1) Subject Lines and Preheaders: A high-quality physician email list guarantees no less than 99.5 percent deliverability to physician inboxes. Still, that’s only part of the battle. The subject line—and oft-forgotten preheader—are two other vital elements for getting physicians to actually open your emails. With the intricate physician profiles quality data affords, you can segment your audience and personalize subject lines and preheaders to convey physician-level relevance.
Intricate details allow you to refine your deployment for the most impact.
2) Calls-to-Actions (CTAs): The goal of email communications is to inform and invite. Again, this is where targeting and customization can encourage a response, while ignoring that potential can have the opposite effect. For example, a CTA proposing registration for a local CME event is wasted if that event is being held across the country from where the physician recipient resides. It’s highly unlikely a physician would travel thousands of miles, but you’ve also intimated a neglect for physician preferences, which incites that sour taste.

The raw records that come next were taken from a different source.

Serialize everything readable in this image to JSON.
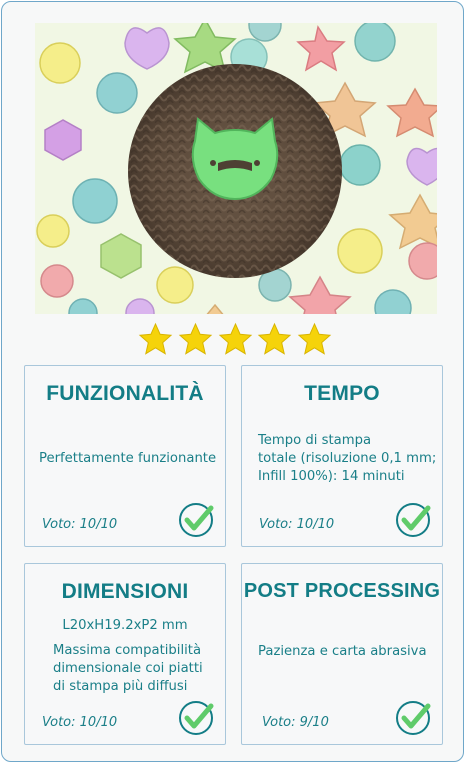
{
  "rating": {
    "stars_filled": 5,
    "stars_total": 5,
    "star_color": "#f5d30a"
  },
  "colors": {
    "accent": "#137d86",
    "border": "#a9c7db",
    "check": "#5fcb6a"
  },
  "cards": [
    {
      "title": "FUNZIONALITÀ",
      "lines": [
        "Perfettamente funzionante"
      ],
      "vote": "Voto: 10/10"
    },
    {
      "title": "TEMPO",
      "lines": [
        "Tempo di stampa",
        "totale (risoluzione 0,1 mm;",
        "Infill 100%): 14 minuti"
      ],
      "vote": "Voto: 10/10"
    },
    {
      "title": "DIMENSIONI",
      "subtitle": "L20xH19.2xP2 mm",
      "lines": [
        "Massima compatibilità",
        "dimensionale coi piatti",
        "di stampa più diffusi"
      ],
      "vote": "Voto: 10/10"
    },
    {
      "title": "POST PROCESSING",
      "lines": [
        "Pazienza e carta abrasiva"
      ],
      "vote": "Voto: 9/10"
    }
  ]
}
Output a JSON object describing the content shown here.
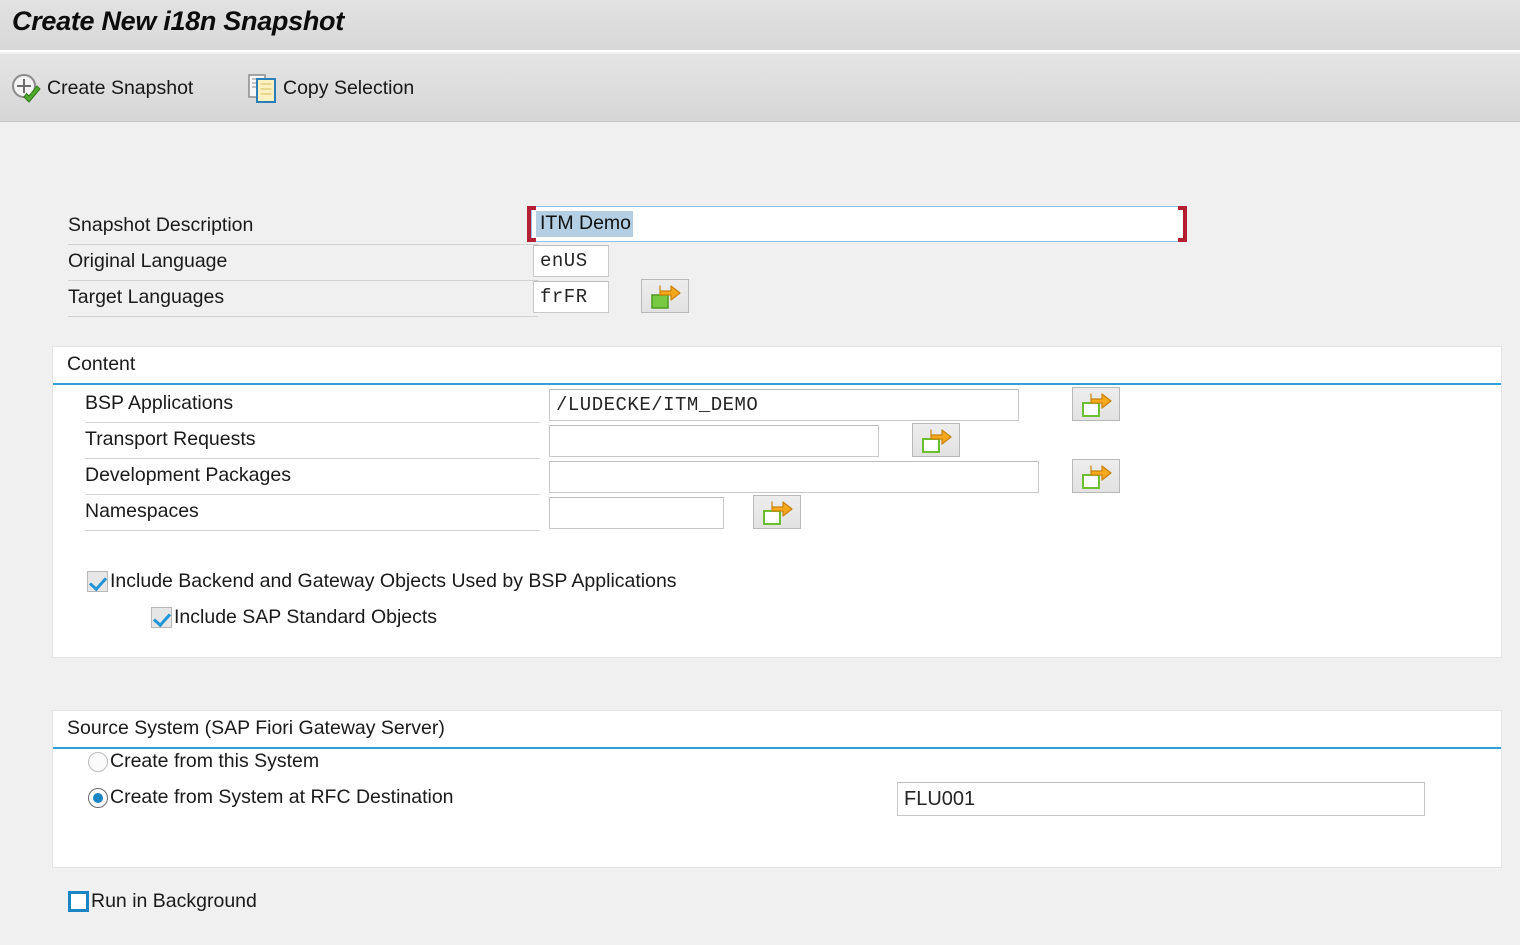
{
  "window": {
    "title": "Create New i18n Snapshot"
  },
  "toolbar": {
    "buttons": [
      {
        "label": "Create Snapshot",
        "icon": "create-snapshot-icon"
      },
      {
        "label": "Copy Selection",
        "icon": "copy-selection-icon"
      }
    ]
  },
  "header_form": {
    "description": {
      "label": "Snapshot Description",
      "value": "ITM Demo",
      "selected": true,
      "focused": true
    },
    "original_language": {
      "label": "Original Language",
      "value": "enUS"
    },
    "target_languages": {
      "label": "Target Languages",
      "value": "frFR",
      "value_help_icon": "multi-select-arrow-icon"
    }
  },
  "content_panel": {
    "title": "Content",
    "rows": [
      {
        "label": "BSP Applications",
        "value": "/LUDECKE/ITM_DEMO",
        "value_help_icon": "multi-select-arrow-icon"
      },
      {
        "label": "Transport Requests",
        "value": "",
        "value_help_icon": "multi-select-arrow-icon"
      },
      {
        "label": "Development Packages",
        "value": "",
        "value_help_icon": "multi-select-arrow-icon"
      },
      {
        "label": "Namespaces",
        "value": "",
        "value_help_icon": "multi-select-arrow-icon"
      }
    ],
    "checkboxes": [
      {
        "label": "Include Backend and Gateway Objects Used by BSP Applications",
        "checked": true
      },
      {
        "label": "Include SAP Standard Objects",
        "checked": true
      }
    ]
  },
  "source_system_panel": {
    "title": "Source System (SAP Fiori Gateway Server)",
    "options": [
      {
        "label": "Create from this System",
        "selected": false
      },
      {
        "label": "Create from System at RFC Destination",
        "selected": true
      }
    ],
    "rfc_destination": {
      "value": "FLU001"
    }
  },
  "footer": {
    "run_in_background": {
      "label": "Run in Background",
      "checked": false
    }
  },
  "colors": {
    "panel_rule": "#2f9fd8",
    "focus_bracket": "#b51f33",
    "selection": "#b4cfe4",
    "checkbox_check": "#2196d6",
    "radio_dot": "#1b84c4",
    "icon_arrow": "#f5a623",
    "icon_green": "#6cbf2f",
    "titlebar": "#dcdcdc",
    "body": "#f0f0f0"
  }
}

3) Continued Engagement: When you respect physician preferences and provide them with meaningful content, they’re more likely to continue to engage. The resulting phenomenon of “inbox conditioning” works in two ways. One, physicians’ ISPs start to recognize you as a trusted sender. Two, physicians begin to expect the information you’re relaying is not only worth a look, but truly valuable.
How Fruitful Do You Want To Be?
The cheap lemonade stand isn’t worth the risk of a bad batch. Don’t limit yourself to data that gets you by. Instead, invest in a physician list that keeps “customers” coming back repeatedly.